Мне кажется, что и его сердце похоронено там, в «аллее смерти», вместе с Надей, под черной ольхой. Он вроде жив — ходит, бегает, говорит, стреляет, даже улыбается, смеется иногда. А внутри у него, на месте сердца,— пусто. Так смертельно раненный или контуженый солдат еще бежит, воюет. Только солдат этот все равно скоро упадет, а Козлов-Морозов будет долгие годы ходить, бегать, говорить с пустотой на месте сердца. Много, наверное, будет таких душевно контуженных после войны...

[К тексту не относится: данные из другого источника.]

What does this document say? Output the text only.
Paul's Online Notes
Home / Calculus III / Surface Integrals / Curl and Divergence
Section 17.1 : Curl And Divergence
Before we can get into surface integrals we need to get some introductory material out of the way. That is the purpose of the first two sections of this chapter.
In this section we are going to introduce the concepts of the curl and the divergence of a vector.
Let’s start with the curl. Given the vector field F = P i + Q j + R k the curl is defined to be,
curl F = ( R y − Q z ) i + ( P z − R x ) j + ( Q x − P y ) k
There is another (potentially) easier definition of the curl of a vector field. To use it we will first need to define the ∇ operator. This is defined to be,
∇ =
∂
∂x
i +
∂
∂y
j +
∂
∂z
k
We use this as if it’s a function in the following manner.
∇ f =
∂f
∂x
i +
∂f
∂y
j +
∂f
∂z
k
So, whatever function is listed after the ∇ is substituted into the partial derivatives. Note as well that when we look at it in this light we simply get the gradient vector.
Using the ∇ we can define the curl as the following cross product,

— Нечего его туда пускать,— буркнул Щелкунов. Такой ни детей, ни женщин не пожалеет. Надо нам, ребята, крепко за Ваську всем взяться.
— Верно, приструнить его надо,— согласился Баламут. — В науку взять.
«Не о том надо бы нам сейчас толковать,— думал я. — Точно забыли все Иванова. Неужели никто не видит, не понимает, что Самсонов убил его — сначала заразил вирусом тщеславия и властолюбия, а потом убил?..»
По селу, прервав трапезу в поповском доме, поплыл вдруг колокольный трезвон.
— Что за набат? — Мы выскочили на улицу. Над одноглавой церквушкой носились перепуганные стрижи.
— Козлов и Турка за упокой архиерейской души звонят!..
— Вот охламоны! Точно на святой неделе раззвонились!
Густой медный звон, недавний расстрел, наш разговор в поповском доме — все это заставило меня взорваться вдруг. Я вцепился в руку Богданова — он стоял рядом со мной у церквушки — и выпалил:
— Слушай, Степан! Да когда же это все кончится? У Кухарченко видели часы и пистолет Иванова! Понимаешь?
Богданов выдернул руку и, весь побагровев, остервенело рявкнул:
— Молчи! — Этим рыком он глушил собственные сомнения и беспокойство. Я отшатнулся от его глаз. Такими же глазами не так давно, ночью, в загайнике, смотрел я на Сашу Покатило. — Не касайся этих дел,— спокойнее выговорил Богданов. — Значит, так надо... Иди догоняй головной дозор!
Баламут и Щелкунов стащили Козлова с колокольни. Козлов размахивал кулаками.